Sun | Jun 7, 2020

Pilot gives Patois welcome before dream landing in Kgn

Published:Monday | January 13, 2020 | 12:00 AMNadine Wilson-Harris/Staff Reporter
Marlon Dayes on his maiden flight to his homeland, Jamaica, on Saturday.

It is just two weeks into the New Year, but Jamaica-born pilot Marlon Dean Dayes has achieved his main goal for 2020 of flying to his homeland for the first time.

The 26-year-old Portland native has described the experience as “priceless” and used his journey to remind others that dreams really do come true.

On Saturday morning, Dayes assisted with landing a Delta Air Lines Boeing 737 aircraft carrying more than 150 passengers at the same airport where, as a five-year-old, his dreams of one day flying an airplane started.

“When I got over Cuba and I saw Jamaica in sight, I really can’t describe it. It just took me down memory lane when I remember going to the waving gallery at Norman Manley and watching planes take off, and I couldn’t believe that I was actually doing this right now. I was actually flying back to my country,” Dayes told The Gleaner shortly after landing at Kingston’s international airport.

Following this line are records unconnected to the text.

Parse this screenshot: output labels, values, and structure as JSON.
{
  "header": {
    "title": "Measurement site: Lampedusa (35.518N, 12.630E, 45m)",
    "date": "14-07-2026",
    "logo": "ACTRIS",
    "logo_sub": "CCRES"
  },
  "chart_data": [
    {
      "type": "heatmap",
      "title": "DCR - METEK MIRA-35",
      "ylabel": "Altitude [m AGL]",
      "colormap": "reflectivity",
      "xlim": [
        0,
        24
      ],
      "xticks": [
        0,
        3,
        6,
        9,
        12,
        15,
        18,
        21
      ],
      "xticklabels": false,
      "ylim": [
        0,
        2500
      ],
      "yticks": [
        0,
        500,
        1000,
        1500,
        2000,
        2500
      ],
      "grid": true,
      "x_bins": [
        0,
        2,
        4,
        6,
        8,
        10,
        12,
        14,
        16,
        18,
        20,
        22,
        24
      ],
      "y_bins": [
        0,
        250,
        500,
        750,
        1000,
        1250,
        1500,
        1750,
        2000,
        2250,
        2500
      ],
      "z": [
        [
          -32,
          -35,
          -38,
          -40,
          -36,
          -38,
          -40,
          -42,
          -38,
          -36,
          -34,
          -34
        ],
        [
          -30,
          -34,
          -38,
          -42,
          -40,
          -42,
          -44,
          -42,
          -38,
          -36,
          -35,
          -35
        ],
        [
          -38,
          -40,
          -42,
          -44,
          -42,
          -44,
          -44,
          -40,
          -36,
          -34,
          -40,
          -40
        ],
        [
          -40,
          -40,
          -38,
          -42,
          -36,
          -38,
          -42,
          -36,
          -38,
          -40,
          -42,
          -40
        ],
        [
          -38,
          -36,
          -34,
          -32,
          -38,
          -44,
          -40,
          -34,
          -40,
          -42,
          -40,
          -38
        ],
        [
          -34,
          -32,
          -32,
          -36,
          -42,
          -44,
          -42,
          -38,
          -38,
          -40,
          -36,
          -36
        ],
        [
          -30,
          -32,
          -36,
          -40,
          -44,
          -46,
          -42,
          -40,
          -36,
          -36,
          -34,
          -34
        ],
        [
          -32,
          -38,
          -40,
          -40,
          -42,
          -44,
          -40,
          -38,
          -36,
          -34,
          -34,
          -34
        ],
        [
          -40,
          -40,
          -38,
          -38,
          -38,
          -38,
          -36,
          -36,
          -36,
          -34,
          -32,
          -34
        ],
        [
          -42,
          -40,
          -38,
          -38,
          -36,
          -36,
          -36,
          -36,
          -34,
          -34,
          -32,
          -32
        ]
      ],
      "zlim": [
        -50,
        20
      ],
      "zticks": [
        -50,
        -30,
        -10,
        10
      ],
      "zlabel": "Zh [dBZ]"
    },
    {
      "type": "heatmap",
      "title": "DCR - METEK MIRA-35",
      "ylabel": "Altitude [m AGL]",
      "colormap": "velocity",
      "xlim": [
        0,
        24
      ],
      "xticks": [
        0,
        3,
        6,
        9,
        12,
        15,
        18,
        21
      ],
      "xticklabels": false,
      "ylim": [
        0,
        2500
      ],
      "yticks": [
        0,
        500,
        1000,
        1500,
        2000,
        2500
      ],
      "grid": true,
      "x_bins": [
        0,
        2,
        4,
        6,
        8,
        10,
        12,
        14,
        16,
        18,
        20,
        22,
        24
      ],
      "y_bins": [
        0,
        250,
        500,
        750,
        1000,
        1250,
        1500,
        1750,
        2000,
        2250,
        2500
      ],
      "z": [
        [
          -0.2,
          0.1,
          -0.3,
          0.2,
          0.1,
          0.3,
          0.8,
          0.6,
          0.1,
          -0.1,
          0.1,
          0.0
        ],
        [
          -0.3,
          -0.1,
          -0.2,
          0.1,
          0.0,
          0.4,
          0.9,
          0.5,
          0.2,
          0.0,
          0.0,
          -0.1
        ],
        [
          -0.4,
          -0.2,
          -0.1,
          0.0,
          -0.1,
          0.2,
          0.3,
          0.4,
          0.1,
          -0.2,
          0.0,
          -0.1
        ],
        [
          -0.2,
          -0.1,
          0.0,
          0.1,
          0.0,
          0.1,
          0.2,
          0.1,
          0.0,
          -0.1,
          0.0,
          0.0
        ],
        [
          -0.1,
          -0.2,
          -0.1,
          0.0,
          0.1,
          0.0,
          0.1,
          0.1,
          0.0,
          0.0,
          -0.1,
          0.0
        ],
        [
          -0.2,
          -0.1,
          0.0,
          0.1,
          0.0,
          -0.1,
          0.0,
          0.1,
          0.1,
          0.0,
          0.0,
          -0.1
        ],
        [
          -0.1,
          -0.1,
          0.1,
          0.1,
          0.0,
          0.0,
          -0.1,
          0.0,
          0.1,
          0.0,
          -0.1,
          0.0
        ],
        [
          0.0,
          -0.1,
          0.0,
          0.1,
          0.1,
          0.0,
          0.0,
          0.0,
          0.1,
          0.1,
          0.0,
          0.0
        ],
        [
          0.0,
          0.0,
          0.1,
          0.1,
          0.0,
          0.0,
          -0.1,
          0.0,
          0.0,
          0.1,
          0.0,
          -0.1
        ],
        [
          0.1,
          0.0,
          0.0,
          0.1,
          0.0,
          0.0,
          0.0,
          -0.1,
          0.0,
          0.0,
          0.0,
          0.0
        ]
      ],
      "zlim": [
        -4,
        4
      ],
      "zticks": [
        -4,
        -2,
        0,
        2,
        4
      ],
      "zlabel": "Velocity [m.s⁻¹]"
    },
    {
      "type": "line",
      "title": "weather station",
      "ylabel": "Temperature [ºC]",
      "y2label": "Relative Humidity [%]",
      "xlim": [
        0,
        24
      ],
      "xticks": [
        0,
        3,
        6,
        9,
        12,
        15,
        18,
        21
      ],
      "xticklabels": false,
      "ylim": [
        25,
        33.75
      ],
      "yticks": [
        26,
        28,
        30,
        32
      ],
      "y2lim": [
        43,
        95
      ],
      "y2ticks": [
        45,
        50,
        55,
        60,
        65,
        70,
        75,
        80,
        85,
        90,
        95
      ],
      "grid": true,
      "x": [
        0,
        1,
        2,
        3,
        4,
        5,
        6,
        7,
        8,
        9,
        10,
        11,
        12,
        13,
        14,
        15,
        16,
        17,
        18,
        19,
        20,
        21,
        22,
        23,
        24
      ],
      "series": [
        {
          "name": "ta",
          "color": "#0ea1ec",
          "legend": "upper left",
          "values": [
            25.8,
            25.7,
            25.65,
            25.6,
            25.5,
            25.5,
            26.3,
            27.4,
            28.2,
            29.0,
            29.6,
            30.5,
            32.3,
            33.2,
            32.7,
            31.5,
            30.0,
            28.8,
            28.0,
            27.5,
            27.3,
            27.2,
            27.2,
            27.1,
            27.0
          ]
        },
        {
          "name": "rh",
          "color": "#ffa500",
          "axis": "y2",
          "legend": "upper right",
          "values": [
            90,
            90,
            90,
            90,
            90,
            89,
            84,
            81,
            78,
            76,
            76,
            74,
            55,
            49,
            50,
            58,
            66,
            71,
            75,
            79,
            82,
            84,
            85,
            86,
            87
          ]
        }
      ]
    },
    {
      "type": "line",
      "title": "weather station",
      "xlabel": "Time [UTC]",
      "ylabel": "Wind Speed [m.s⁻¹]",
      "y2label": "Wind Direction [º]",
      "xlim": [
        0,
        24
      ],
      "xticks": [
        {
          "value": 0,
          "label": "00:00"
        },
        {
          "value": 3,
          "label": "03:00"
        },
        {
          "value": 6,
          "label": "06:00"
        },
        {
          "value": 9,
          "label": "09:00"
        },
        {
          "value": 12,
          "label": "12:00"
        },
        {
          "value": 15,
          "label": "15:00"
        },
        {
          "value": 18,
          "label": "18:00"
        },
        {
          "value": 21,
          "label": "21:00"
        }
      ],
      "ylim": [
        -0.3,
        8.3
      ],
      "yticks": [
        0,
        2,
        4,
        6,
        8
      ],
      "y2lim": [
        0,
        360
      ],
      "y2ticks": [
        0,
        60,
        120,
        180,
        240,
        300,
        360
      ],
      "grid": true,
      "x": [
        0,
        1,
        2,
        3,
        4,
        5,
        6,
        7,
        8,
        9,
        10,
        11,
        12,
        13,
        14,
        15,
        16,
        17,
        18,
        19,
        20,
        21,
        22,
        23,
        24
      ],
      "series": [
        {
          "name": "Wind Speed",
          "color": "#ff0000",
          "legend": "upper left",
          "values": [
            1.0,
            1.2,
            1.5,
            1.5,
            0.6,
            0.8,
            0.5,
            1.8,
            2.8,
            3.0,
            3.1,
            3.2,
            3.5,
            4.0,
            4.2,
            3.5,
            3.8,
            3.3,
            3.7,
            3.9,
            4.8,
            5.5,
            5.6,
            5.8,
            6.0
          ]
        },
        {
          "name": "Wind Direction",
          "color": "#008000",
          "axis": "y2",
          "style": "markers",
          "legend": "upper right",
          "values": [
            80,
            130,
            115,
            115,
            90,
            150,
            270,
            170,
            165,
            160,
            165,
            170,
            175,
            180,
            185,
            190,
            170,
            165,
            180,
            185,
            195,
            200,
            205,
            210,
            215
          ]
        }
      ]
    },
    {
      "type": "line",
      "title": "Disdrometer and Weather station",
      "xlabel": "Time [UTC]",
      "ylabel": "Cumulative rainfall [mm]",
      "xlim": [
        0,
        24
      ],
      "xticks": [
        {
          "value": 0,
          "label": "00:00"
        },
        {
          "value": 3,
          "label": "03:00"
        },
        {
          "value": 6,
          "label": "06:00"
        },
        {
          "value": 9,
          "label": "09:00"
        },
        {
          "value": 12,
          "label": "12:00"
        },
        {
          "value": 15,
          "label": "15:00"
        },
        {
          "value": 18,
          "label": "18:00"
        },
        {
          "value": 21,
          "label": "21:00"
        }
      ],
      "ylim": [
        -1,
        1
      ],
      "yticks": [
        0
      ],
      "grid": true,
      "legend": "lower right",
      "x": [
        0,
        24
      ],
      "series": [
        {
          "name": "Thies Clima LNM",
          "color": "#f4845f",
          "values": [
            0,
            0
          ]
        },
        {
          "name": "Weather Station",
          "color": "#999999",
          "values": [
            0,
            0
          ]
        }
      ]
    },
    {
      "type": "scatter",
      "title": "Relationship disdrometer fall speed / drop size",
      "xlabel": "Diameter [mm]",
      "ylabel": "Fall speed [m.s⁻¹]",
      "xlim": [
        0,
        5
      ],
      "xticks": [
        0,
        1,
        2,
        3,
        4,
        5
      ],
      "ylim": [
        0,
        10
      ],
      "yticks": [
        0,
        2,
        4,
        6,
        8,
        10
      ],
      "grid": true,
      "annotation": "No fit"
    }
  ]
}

“It was a very, very emotional moment. I never cried, but I was close to it when I got to the gate,” he said.

Dayes spent his earlier years in Buff Bay, Portland, before going to Kingston, where he attended Wolmer’s Boys’ School. He eventually migrated to the United States and studied aviation management at Florida Tech University. He became a private pilot at 19 and went commercial three years later.

Prior to flying on Saturday morning, Dayes had asked the captain for the honour of welcoming the passengers aboard the craft and introducing himself.

“I threw a little bit of the Patois in the announcement but nothing too much,” he said.

The reception he got after announcing that he was about to fly a plane to Jamaica for the first time made the occasion even more emotional.

“Everybody complimented me, and you know Jamaicans, they applauded. ... Once they were deplaning, everybody was hugging me up and taking selfies and pictures, and even the tourists, they were like, ‘Good job. I am proud of you for coming back home,’” he said.

Dayes ensured that he got up extra early on Saturday for the 7:50 a.m. flight. While pilots are typically required to be on board their aircraft at least 30 minutes early, he got there shortly after six.

Proudly carrying flag

In his planning the night before, he ensured that he also packed his Jamaican flag, which he proudly displayed once he landed. The memorabilia has accompanied him on all his trips, but he admitted that he actually ironed it prior to his Jamaican trip.

“It still has some crush on it because I had to fold it to bring it with me, but I didn’t want it completely crushed for the picture,” he told The Gleaner.

Dayes had hoped to have his mom on board to witness the special occasion because as a single mother, she has been his biggest cheerleader. However, she had to remain in Florida to take care of his grandmother, who is ill. Despite her absence, he found that there were several persons on board cheering him on.

“There was this lady on the flight that was coming off, and she kind of reminded me of my grandmother. She said, ‘Young man, in my 91 years on Earth, this is one of my proudest days,” he said, describing one of his most memorable moments.

Being slated to pilot the Boeing 737 aircraft to Jamaica so early in the year came as a complete surprise to Dayes. He had hoped to amass more hours flying the much larger aircraft although he had made prior trips to countries such as Canada, Mexico, and the Turks and Caicos Islands.

“It is a dream come true, something I have always wanted to do,” he said.